2 reflect △def across the y - axis. then rotate △def 90° counterclockwise around the origin. what are the coordinates of the vertices of △def? show your work.

Explanation:

Step1: Find coordinates after y - axis reflection

The rule for reflecting a point $(x,y)$ across the y - axis is $(-x,y)$. Assume the coordinates of $D=(x_1,y_1)$, $E=(x_2,y_2)$, $F=(x_3,y_3)$. From the graph, if $D = (-5,-2)$, $E=(0,-2)$, $F=(-3,-6)$. After reflection across the y - axis, $D'=(5,-2)$, $E'=(0,-2)$, $F'=(3,-6)$.

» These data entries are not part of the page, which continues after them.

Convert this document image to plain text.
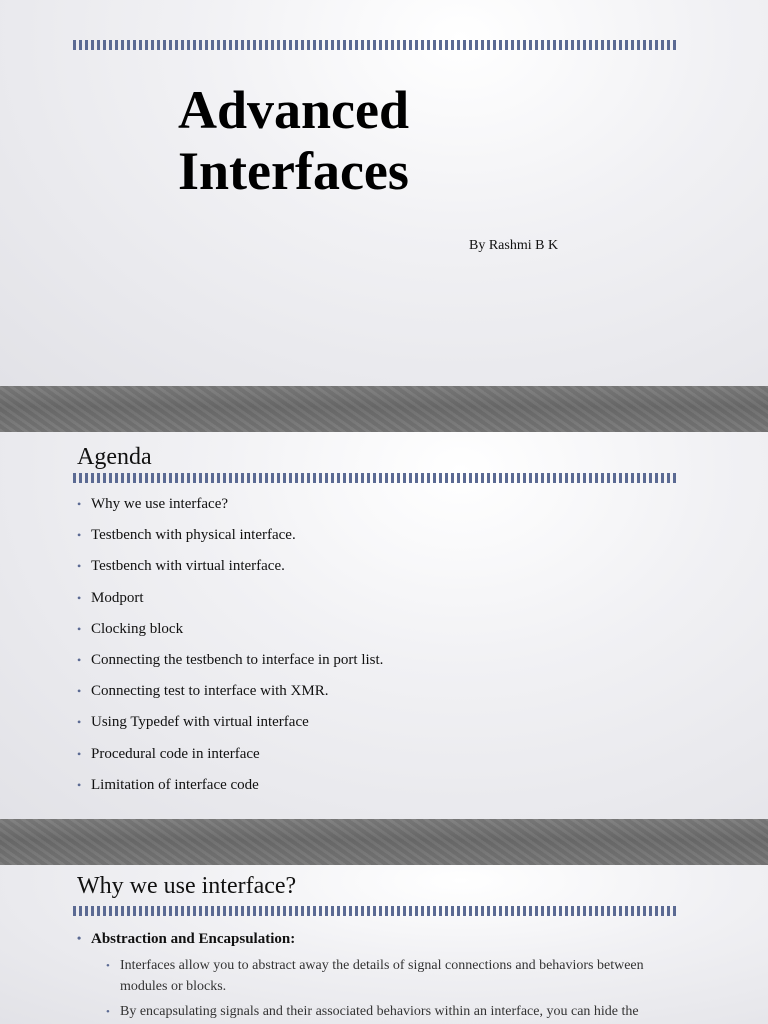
Advanced
Interfaces
By Rashmi B K
Agenda
• Why we use interface?
• Testbench with physical interface.
• Testbench with virtual interface.
• Modport
• Clocking block
• Connecting the testbench to interface in port list.
• Connecting test to interface with XMR.
• Using Typedef with virtual interface
• Procedural code in interface
• Limitation of interface code
Why we use interface?
• Abstraction and Encapsulation:
• Interfaces allow you to abstract away the details of signal connections and behaviors between modules or blocks.
• By encapsulating signals and their associated behaviors within an interface, you can hide the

Step2: Find coordinates after 90 - degree counter - clockwise rotation

The rule for rotating a point $(x,y)$ 90 degrees counter - clockwise around the origin is $(-y,x)$.
For $D'=(5,-2)$, $D''=(2,5)$.
For $E'=(0,-2)$, $E''=(2,0)$.
For $F'=(3,-6)$, $F''=(6,3)$.

Answer:

The coordinates of $D''$ are $(2,5)$, the coordinates of $E''$ are $(2,0)$ and the coordinates of $F''$ are $(6,3)$.